Divisions of Cardiology and Clinical Epidemiology, Jewish General Hospital, McGill University, Montreal, Quebec, Canada.
Division of Cardiology, Duke University Medical Center, Durham, North Carolina.
J Am Coll Cardiol. 2014 Mar 4;63(8):747-62. doi: 10.1016/j.jacc.2013.09.070. Epub 2013 Nov 27.
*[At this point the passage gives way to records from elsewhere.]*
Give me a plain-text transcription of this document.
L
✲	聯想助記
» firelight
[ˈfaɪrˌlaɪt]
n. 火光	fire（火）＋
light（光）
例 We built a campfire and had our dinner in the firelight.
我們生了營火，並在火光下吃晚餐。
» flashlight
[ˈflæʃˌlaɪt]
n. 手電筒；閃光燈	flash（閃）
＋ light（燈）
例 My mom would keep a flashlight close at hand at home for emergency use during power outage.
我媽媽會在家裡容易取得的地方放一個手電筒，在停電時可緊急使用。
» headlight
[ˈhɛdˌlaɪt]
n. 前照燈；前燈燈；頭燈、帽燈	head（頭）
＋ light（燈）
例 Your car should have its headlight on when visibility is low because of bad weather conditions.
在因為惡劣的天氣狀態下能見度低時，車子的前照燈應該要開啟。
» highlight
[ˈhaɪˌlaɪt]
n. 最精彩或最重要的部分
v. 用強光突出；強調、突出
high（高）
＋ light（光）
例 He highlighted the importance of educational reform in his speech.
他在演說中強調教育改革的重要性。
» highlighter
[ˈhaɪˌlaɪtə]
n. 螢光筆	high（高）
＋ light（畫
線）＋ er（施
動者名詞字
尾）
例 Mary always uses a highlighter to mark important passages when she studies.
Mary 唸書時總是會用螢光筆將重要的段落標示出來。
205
Due to the aging and increasingly complex nature of our patients, frailty has become a high-priority theme in cardiovascular medicine. Despite the recognition of frailty as a pivotal element in the evaluation of older adults with cardiovascular disease (CVD), there has yet to be a road map to facilitate its adoption in routine clinical practice. Thus, we sought to synthesize the existing body of evidence and offer a perspective on how to integrate frailty into clinical practice. Frailty is a biological syndrome that reflects a state of decreased physiological reserve and vulnerability to stressors. Upward of 20 frailty assessment tools have been developed, with most tools revolving around the core phenotypic domains of frailty-slow walking speed, weakness, inactivity, exhaustion, and shrinking-as measured by physical performance tests and questionnaires. The prevalence of frailty ranges from 10% to 60%, depending on the CVD burden, as well as the tool and cutoff chosen to define frailty. Epidemiological studies have consistently demonstrated that frailty carries a relative risk of >2 for mortality and morbidity across a spectrum of stable CVD, acute coronary syndromes, heart failure, and surgical and transcatheter interventions. Frailty contributes valuable prognostic insights incremental to existing risk models and assists clinicians in defining optimal care pathways for their patients. Interventions designed to improve outcomes in frail elders with CVD such as multidisciplinary cardiac rehabilitation are being actively tested. Ultimately, frailty should not be viewed as a reason to withhold care but rather as a means of delivering it in a more patient-centered fashion.
由于患者的老龄化和日益复杂,衰弱已成为心血管医学的一个优先主题。尽管人们认识到衰弱是评估患有心血管疾病(CVD)的老年人的关键因素,但尚未制定路线图来促进其在常规临床实践中的应用。因此,我们试图综合现有证据,并就如何将衰弱纳入临床实践提供一些看法。衰弱是一种反映生理储备减少和对压力源脆弱性的生物综合征。已经开发了 20 多种衰弱评估工具,其中大多数工具都围绕着衰弱的核心表型领域展开,即身体表现测试和问卷测量的衰弱——缓慢的步行速度、虚弱、不活动、疲惫和消瘦。衰弱的患病率在 10%到 60%之间不等,具体取决于 CVD 的负担,以及用于定义衰弱的工具和截止值。流行病学研究一致表明,在稳定的 CVD、急性冠状动脉综合征、心力衰竭以及手术和经导管介入治疗的一系列范围内,衰弱使死亡率和发病率的相对风险增加了 2 倍以上。衰弱为现有的风险模型提供了有价值的预后信息,并帮助临床医生为患者定义最佳的护理途径。旨在改善患有 CVD 的衰弱老年人预后的干预措施,如多学科心脏康复,正在积极进行测试。最终,衰弱不应被视为拒绝治疗的理由,而应被视为以更以患者为中心的方式提供治疗的手段。